Prozess:Seenotretter ohne Dokumente

Der deutsche Kapitän Claus-Peter Reisch gerät vor Gericht in Malta in Bedrängnis: Ein von der Staatsanwaltschaft bestellter Gutachter bestätigt, dass Reisch die notwendigen Papiere nicht an Bord der "Lifeline" gehabt hat.

In Malta ist der Prozess gegen den Kapitän des deutschen Seenotrettungsschiffs Lifeline, Claus-Peter Reisch, am Montag fortgesetzt worden. Bei der Anhörung bekräftigte in der Hauptstadt Valletta ein Gutachter die Vorwürfe gegen den 57-Jährigen aus Landsberg am Lech. So hätten die nötigen Dokumente für Seenotrettung nicht an Bord vorgezeigt werden können, meldete die Tageszeitung Malta Today online. Die Besatzung der Lifeline habe keinen Nachweis erbracht dafür, dass sie bei den niederländischen Schifffahrtsbehörden registriert sei. Damit sei das Schiff der Dresdner Hilfsorganisation "Mission Lifeline" staatenlos. Reisch habe angegeben, die verlangte Dokumentation sei für Vergnügungsschiffe nicht erforderlich. Die Lifeline ist laut Angaben der niederländischen Regierung in den Niederlanden nur in einem Wassersportverband registriert, was nicht mehr als einen Eigentumsnachweis bedeute. Der Gutachter führte in Valletta am Montag weiter aus, als Führer eines Vergnügungsschiffes dürfe ein Kapitän dieses im Mittelmeer nur in einer 30-Seemeilen-Zone vor der Küste steuern. Die Vorwürfe gegen ihn bezeichnete Reisch im ZDF als haltlos.

Ein Urteil könnte im September fallen

Der Prozess gegen ihn begann am 2. Juli, Reisch droht bei einer Verurteilung wegen fehlerhafter Registrierung des Schiffs bis zu einem Jahr Haft oder etwa 12 000 Euro Geldstrafe. Die Ermittlungen gegen ihn wurden eingeleitet, als die Lifeline am 27. Juni Malta mit 234 vor Libyen geretteten Flüchtlingen an Bord angelaufen hatte. Das Schiff hatte fast eine Woche auf See darauf warten müssen, einen Hafen anlaufen zu dürfen, nachdem Italiens Regierung dies der Lifeline und anderen Rettungsorganisationen untersagt hatte. Maltas Behörden beschlagnahmten das Rettungsschiff, es liegt dort weiterhin fest.

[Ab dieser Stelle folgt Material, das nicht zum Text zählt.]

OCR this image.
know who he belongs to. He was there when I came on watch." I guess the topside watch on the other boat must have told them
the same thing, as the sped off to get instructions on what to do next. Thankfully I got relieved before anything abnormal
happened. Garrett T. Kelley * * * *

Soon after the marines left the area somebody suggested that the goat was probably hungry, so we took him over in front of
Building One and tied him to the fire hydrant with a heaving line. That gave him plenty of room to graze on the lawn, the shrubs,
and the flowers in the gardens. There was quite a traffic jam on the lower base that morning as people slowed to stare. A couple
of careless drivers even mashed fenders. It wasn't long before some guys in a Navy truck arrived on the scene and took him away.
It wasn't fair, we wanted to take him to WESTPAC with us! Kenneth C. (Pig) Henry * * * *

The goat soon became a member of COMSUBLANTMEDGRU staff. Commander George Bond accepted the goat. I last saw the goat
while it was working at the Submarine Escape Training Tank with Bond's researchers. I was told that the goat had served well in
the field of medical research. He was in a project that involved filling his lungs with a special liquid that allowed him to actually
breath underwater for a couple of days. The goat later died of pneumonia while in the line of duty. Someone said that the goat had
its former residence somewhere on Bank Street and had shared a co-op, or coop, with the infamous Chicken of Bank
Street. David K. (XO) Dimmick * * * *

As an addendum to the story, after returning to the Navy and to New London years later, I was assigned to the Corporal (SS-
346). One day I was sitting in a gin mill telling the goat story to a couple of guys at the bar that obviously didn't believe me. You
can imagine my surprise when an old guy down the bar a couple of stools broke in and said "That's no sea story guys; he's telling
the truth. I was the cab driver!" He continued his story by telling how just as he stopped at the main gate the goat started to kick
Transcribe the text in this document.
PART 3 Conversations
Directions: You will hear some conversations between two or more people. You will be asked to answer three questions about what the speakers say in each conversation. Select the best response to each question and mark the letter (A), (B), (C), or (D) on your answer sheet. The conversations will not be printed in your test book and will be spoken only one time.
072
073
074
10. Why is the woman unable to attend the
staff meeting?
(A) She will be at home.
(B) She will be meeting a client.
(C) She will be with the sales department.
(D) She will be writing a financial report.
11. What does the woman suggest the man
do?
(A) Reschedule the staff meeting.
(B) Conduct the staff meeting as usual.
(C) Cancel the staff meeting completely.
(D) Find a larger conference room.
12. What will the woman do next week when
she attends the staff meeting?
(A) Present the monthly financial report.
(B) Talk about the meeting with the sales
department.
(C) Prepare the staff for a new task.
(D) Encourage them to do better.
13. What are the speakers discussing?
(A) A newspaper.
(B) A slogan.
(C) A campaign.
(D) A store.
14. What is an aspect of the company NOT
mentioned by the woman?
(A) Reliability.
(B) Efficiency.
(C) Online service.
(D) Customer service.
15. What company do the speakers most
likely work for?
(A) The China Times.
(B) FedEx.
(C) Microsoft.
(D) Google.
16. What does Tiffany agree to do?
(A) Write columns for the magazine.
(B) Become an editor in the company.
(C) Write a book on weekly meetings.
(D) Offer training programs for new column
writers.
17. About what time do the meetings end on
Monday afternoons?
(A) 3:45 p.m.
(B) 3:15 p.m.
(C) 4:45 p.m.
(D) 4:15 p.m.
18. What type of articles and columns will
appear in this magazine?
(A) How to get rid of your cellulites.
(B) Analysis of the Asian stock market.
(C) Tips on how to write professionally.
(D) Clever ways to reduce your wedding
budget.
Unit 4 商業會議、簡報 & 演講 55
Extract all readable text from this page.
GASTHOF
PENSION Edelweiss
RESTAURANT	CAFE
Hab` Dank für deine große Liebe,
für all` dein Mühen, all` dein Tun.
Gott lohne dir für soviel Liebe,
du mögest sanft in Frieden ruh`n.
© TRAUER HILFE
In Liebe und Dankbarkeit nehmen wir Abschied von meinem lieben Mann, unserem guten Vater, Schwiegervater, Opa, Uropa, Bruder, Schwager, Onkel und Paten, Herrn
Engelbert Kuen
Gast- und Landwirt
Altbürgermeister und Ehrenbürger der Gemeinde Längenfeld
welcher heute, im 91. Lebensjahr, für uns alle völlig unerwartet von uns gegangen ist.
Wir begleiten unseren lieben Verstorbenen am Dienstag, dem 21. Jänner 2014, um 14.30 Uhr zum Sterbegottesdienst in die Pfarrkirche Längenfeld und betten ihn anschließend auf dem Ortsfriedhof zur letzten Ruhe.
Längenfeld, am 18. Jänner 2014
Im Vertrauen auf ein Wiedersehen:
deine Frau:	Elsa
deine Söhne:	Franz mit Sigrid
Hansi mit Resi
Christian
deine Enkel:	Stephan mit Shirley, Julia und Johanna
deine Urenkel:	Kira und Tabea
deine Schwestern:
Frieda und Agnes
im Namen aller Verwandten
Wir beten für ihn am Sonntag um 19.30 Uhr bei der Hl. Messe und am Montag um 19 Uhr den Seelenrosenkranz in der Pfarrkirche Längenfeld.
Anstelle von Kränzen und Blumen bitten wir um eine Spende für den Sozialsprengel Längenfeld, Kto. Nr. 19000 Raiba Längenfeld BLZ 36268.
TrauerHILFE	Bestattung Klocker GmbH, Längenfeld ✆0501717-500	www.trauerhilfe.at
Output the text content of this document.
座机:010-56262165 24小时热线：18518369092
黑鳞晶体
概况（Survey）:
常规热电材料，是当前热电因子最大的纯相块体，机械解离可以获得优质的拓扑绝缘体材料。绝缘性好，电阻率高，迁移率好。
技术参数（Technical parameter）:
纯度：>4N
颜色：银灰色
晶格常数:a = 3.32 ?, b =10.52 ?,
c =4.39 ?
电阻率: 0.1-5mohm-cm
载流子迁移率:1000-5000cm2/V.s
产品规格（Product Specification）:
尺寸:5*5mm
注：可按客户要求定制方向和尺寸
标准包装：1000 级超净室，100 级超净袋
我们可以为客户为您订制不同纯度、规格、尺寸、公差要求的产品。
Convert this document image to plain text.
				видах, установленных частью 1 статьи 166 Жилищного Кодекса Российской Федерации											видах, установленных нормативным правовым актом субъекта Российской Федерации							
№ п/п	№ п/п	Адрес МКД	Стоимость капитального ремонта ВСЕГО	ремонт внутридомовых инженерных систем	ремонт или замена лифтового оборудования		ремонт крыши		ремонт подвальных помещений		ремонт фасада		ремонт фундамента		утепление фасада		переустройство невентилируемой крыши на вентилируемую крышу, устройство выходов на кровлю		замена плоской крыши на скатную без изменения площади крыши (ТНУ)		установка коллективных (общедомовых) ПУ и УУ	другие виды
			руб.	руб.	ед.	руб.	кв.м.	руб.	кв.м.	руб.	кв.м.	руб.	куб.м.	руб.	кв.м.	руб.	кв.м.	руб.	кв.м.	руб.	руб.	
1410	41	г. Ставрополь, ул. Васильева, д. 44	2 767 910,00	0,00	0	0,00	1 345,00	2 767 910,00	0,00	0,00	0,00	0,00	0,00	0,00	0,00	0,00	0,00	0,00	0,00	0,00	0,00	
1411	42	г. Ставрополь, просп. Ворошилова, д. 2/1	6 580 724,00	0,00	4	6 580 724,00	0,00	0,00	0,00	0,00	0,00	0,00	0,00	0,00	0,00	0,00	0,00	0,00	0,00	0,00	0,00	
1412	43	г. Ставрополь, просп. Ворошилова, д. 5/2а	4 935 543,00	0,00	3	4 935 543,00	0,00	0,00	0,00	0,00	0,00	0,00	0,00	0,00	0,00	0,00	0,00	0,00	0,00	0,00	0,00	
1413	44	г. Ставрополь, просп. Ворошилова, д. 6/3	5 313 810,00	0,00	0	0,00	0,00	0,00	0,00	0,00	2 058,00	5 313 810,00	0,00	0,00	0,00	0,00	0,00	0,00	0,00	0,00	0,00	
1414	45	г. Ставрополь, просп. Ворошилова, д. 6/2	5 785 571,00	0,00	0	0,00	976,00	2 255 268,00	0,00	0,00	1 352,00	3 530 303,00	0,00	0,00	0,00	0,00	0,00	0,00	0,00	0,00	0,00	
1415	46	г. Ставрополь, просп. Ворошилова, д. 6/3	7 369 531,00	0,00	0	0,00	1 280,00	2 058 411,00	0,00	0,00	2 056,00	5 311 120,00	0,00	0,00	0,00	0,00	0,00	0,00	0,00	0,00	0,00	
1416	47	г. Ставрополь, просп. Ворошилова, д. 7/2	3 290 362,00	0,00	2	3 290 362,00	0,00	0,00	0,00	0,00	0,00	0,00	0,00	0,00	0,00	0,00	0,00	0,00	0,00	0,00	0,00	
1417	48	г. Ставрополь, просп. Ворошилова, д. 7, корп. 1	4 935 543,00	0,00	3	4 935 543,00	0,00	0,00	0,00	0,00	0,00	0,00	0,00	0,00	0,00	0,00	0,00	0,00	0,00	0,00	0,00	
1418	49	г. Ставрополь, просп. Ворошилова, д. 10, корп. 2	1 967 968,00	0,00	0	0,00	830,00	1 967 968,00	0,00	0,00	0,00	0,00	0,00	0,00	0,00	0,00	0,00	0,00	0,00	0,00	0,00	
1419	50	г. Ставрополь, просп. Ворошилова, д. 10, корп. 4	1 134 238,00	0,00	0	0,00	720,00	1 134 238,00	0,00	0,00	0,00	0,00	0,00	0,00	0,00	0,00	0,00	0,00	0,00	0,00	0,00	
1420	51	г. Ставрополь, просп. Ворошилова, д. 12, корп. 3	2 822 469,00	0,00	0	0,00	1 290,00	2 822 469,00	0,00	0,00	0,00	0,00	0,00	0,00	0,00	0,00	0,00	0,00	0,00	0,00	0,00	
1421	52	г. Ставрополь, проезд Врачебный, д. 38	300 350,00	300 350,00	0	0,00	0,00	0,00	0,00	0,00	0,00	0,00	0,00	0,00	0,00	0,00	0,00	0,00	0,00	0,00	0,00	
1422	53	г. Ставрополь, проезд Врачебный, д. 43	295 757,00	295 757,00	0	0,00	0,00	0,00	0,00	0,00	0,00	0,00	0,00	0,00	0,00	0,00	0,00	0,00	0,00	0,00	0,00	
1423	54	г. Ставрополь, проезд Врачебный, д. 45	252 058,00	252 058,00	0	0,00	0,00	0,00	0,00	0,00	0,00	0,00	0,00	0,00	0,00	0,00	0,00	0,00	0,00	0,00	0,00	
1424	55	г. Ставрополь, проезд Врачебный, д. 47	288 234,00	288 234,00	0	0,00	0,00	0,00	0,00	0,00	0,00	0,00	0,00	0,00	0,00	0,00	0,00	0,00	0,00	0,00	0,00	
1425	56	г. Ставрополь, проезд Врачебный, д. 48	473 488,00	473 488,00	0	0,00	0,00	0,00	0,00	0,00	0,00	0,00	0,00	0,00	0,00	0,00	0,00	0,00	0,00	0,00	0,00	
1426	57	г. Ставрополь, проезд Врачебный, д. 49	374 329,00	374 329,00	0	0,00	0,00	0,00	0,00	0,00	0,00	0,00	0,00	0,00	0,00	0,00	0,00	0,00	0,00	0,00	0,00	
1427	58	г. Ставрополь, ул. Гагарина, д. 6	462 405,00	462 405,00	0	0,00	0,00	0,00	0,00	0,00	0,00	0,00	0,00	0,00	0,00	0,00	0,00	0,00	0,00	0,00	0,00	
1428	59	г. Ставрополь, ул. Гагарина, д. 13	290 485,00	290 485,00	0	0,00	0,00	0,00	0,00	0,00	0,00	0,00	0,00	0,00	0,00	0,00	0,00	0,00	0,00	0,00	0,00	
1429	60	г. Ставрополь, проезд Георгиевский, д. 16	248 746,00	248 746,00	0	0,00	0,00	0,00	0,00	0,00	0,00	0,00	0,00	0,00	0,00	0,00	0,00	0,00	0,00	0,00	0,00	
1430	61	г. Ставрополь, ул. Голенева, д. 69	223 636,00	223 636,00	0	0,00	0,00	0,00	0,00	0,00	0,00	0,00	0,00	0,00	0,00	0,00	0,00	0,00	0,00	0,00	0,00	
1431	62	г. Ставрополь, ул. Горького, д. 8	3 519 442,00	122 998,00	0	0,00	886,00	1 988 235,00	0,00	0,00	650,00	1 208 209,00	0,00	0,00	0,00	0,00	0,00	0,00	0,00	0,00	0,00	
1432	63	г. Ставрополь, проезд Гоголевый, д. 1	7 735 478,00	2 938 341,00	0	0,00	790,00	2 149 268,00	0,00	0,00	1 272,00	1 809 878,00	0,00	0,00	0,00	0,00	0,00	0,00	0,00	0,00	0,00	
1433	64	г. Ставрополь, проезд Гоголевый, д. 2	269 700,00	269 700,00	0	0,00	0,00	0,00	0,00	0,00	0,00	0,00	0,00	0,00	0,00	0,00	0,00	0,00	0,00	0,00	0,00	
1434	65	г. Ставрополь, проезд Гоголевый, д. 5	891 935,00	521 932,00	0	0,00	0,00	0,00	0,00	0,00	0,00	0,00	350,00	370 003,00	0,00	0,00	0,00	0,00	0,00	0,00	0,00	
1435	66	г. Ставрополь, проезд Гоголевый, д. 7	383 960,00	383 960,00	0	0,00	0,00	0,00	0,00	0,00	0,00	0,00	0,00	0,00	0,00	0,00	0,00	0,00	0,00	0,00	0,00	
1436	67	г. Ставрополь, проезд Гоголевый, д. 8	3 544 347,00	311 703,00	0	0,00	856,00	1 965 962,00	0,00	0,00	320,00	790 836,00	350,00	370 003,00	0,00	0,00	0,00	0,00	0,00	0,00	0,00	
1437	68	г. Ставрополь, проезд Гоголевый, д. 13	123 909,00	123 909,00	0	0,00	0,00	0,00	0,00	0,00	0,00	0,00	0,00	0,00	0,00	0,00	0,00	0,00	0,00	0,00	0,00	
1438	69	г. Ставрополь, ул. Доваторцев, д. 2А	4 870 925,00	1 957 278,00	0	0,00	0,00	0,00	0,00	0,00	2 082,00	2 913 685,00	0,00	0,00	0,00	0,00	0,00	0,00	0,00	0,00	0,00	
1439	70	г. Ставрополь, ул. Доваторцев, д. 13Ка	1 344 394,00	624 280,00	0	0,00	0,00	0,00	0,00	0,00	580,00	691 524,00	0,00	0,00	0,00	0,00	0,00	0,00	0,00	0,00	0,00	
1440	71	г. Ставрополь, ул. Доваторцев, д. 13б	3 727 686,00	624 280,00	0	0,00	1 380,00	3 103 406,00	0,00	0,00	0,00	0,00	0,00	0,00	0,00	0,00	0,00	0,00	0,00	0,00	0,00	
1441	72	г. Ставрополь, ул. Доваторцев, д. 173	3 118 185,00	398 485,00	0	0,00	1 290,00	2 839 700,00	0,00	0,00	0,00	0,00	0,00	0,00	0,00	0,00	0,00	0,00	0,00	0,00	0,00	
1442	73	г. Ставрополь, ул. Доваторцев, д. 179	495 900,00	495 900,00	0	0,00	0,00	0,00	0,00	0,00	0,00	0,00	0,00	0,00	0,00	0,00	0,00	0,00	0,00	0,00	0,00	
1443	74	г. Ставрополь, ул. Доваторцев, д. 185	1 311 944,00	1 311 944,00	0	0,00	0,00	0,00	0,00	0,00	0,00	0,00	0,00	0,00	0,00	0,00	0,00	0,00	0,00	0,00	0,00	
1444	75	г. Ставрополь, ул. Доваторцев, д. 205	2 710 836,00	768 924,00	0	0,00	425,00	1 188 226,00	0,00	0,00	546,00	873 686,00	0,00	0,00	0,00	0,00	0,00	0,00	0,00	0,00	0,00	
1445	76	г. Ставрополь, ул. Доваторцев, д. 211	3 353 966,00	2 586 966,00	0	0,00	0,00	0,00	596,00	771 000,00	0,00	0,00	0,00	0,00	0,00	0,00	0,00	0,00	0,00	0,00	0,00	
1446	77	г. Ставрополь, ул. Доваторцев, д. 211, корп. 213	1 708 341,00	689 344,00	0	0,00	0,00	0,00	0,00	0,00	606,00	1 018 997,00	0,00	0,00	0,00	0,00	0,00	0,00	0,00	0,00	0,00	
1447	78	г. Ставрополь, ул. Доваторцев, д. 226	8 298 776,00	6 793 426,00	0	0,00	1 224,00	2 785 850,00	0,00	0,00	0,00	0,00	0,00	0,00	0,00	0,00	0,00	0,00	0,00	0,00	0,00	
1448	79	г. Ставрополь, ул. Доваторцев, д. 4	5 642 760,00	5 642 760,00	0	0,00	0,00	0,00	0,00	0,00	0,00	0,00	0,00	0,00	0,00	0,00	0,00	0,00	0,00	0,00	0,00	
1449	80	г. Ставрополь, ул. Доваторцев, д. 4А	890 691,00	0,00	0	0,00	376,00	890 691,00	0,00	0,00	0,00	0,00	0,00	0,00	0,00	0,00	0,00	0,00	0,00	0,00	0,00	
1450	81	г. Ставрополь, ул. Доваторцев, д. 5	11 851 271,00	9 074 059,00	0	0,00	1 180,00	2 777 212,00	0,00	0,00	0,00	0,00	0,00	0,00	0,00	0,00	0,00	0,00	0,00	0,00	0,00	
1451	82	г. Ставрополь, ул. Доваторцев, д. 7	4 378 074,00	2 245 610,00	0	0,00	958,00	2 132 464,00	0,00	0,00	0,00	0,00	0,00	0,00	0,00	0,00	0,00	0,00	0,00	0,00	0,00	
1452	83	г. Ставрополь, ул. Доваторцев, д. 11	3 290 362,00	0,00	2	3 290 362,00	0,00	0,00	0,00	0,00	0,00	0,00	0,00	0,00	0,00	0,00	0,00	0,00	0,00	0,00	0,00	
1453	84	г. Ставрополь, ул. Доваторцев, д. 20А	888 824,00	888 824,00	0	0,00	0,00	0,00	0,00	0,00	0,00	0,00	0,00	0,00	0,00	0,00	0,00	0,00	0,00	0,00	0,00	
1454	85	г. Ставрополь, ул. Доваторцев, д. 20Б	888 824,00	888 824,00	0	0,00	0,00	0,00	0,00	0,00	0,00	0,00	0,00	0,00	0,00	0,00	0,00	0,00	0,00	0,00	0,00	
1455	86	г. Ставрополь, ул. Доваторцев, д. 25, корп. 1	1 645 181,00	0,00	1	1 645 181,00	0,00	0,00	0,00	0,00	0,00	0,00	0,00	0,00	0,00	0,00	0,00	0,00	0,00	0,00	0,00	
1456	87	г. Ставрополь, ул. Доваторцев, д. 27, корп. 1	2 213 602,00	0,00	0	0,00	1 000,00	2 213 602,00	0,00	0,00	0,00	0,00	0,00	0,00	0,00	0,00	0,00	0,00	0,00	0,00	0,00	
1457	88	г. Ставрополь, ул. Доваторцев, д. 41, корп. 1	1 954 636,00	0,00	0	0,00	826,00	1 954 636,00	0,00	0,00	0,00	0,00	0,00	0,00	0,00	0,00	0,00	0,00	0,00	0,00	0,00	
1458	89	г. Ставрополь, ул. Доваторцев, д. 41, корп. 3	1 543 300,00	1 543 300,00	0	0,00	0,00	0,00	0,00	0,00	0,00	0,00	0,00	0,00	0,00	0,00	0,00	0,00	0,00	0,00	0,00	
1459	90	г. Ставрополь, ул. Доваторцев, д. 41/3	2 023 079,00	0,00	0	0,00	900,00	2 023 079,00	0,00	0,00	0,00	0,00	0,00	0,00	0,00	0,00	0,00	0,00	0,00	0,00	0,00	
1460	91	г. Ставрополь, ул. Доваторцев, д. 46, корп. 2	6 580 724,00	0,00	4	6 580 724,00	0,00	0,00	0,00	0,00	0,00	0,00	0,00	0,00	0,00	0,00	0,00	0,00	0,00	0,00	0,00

Reisch präsentierte bei der Verhandlung in Valletta am Montag den "Europa-Preis", den ihm die bayerische SPD vor einigen Tagen für seinen Einsatz zur Rettung von mindestens 450 Schiffbrüchigen verliehen hat. Die Verhandlung gegen ihn soll am 23. August in Malta weitergehen, inzwischen darf Reisch, für den Kaution hinterlegt ist, nach Deutschland reisen. Wie es in Malta hieß, könnte das Urteil in dem Fall im September gesprochen werden.

In einem Video, das Mission Lifeline zur Verfügung stellte, sagte der Kapitän: "Die Verteidigung macht Druck, und auch der Richter will, glaube ich, den Fall schnellstmöglich vom Tisch haben." Derzeit werden in Malta und in Italien vier Schiffe von privaten Seenotrettungsorganisationen am Auslaufen gehindert.